Measured on Brent Crude, the oil price has now bounced 26% from the low of $45.19 on 13th January. The price of West Texas Intermediate has not been able to rally quite as strongly but today is still up almost 18% from its $43.58 low that it posted just four days ago. Technical indicators on both charts have improved dramatically during these bounces, but I have been saying for a while it would take a key piece of fundamental news to drive the rebound in oil. And it seems as though finally there has been a reaction to the glut of oil supplies. The big question is whether this will be enough to ensure a key low has now been posted.
Last week we saw the Baker Hughes rig count fall dramatically. In just one week the oil rig count in the US fell by 94 (with gas adding 3 and there was another miscellaneous rig to make the 90 in the provider’s table below). This was a record decline in just one week and suggests that finally producers in the US are beginning to react to the low prices. This may not impact on oil supplies straight away, however this is certainly a key fundamental event that the oil traders have been looking for.

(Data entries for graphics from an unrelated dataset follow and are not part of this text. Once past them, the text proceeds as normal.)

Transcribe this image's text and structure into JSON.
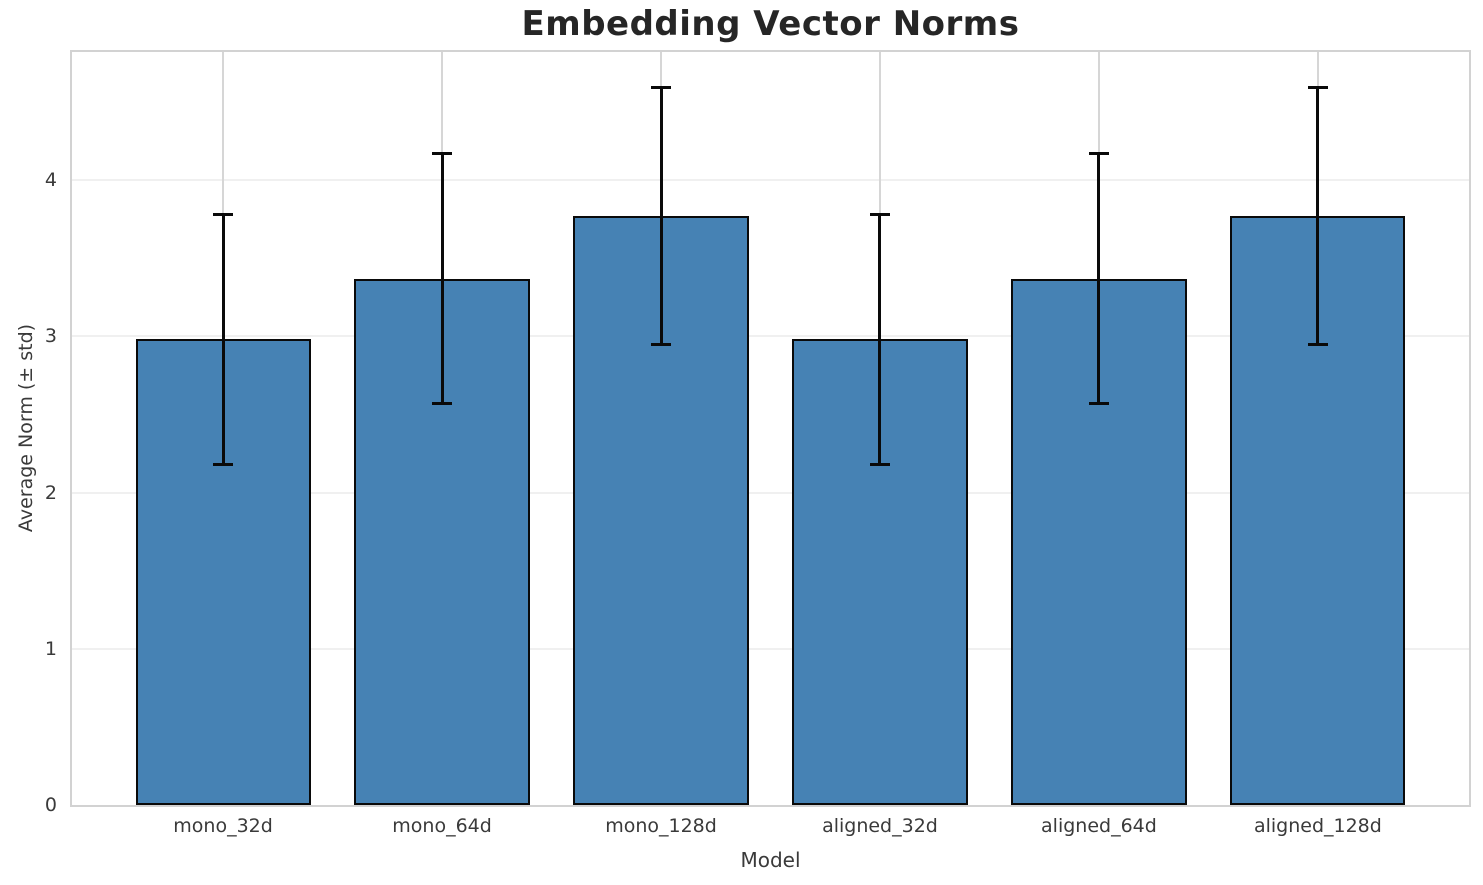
{
  "chart_data": {
    "type": "bar",
    "title": "Embedding Vector Norms",
    "xlabel": "Model",
    "ylabel": "Average Norm (± std)",
    "categories": [
      "mono_32d",
      "mono_64d",
      "mono_128d",
      "aligned_32d",
      "aligned_64d",
      "aligned_128d"
    ],
    "series": [
      {
        "name": "average_norm",
        "values": [
          2.98,
          3.37,
          3.77,
          2.98,
          3.37,
          3.77
        ]
      },
      {
        "name": "std",
        "values": [
          0.8,
          0.8,
          0.82,
          0.8,
          0.8,
          0.82
        ]
      }
    ],
    "error_bars": true,
    "yticks": [
      0,
      1,
      2,
      3,
      4
    ],
    "ylim": [
      0,
      4.82
    ],
    "xlim": [
      -0.69,
      5.69
    ],
    "bar_width": 0.8,
    "grid": "both",
    "legend": "none",
    "colors": {
      "bar_fill": "#4682B4",
      "bar_edge": "#0a0a0a",
      "error_bar": "#0a0a0a",
      "h_grid": "#f0f0f0",
      "v_grid": "#d6d6d6",
      "spine": "#d2d2d2",
      "title_text": "#262626",
      "tick_text": "#3a3a3a"
    }
  }
}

At the same time we have been having the results of the oil majors in recent days which have included some significant cuts to future capital expenditure (capex). With Shell announcing last week that it would be cutting its capex by $15bn, now today BP has announced that it will be cutting its own capex by between $4bn to $6bn. These announcements add further evidence to supply reductions in the months to come.
It seems as though the whole world has been sellers of oil in the past 6 months. However in scenarios such as that it does not take much to change sentiment. The short covering has begun.
Technically, the WTI price has also today broken above a key resistance at $51.27 which was a spike rally high from mid-January. With the RSI close to a 6 month high and other momentum indicators such as Stochastics and MACD reacting strongly too, the technical outlook is improving significantly now.
However, we now need to see a few technical developments to start things about serious upside targets:
- A two day close above $51.27.
- If there is a correction, support being formed at a higher low (above $43.58) to be followed by a break back above this reaction high – this would begin to form a new uptrend.
- The higher low preferably coming on support above the 21 day moving average (currently $47.35) which has been consistently seen as a basis of resistance.
Interestingly, the resistance of the top of the old downtrend channel comes in at around $56 today and this is in the middle of the previous consolidation band so is a reasonable target area should we see the price closing consistently above the $51.27 resistance.
It is still far too early to day whether there has been a key low formed in the oil price. Ideally there would be more information about demand picking up as well as supply restrictions. However for now the signs are encouraging and the market is certainly changing its outlook. The question remains, how long will this last for?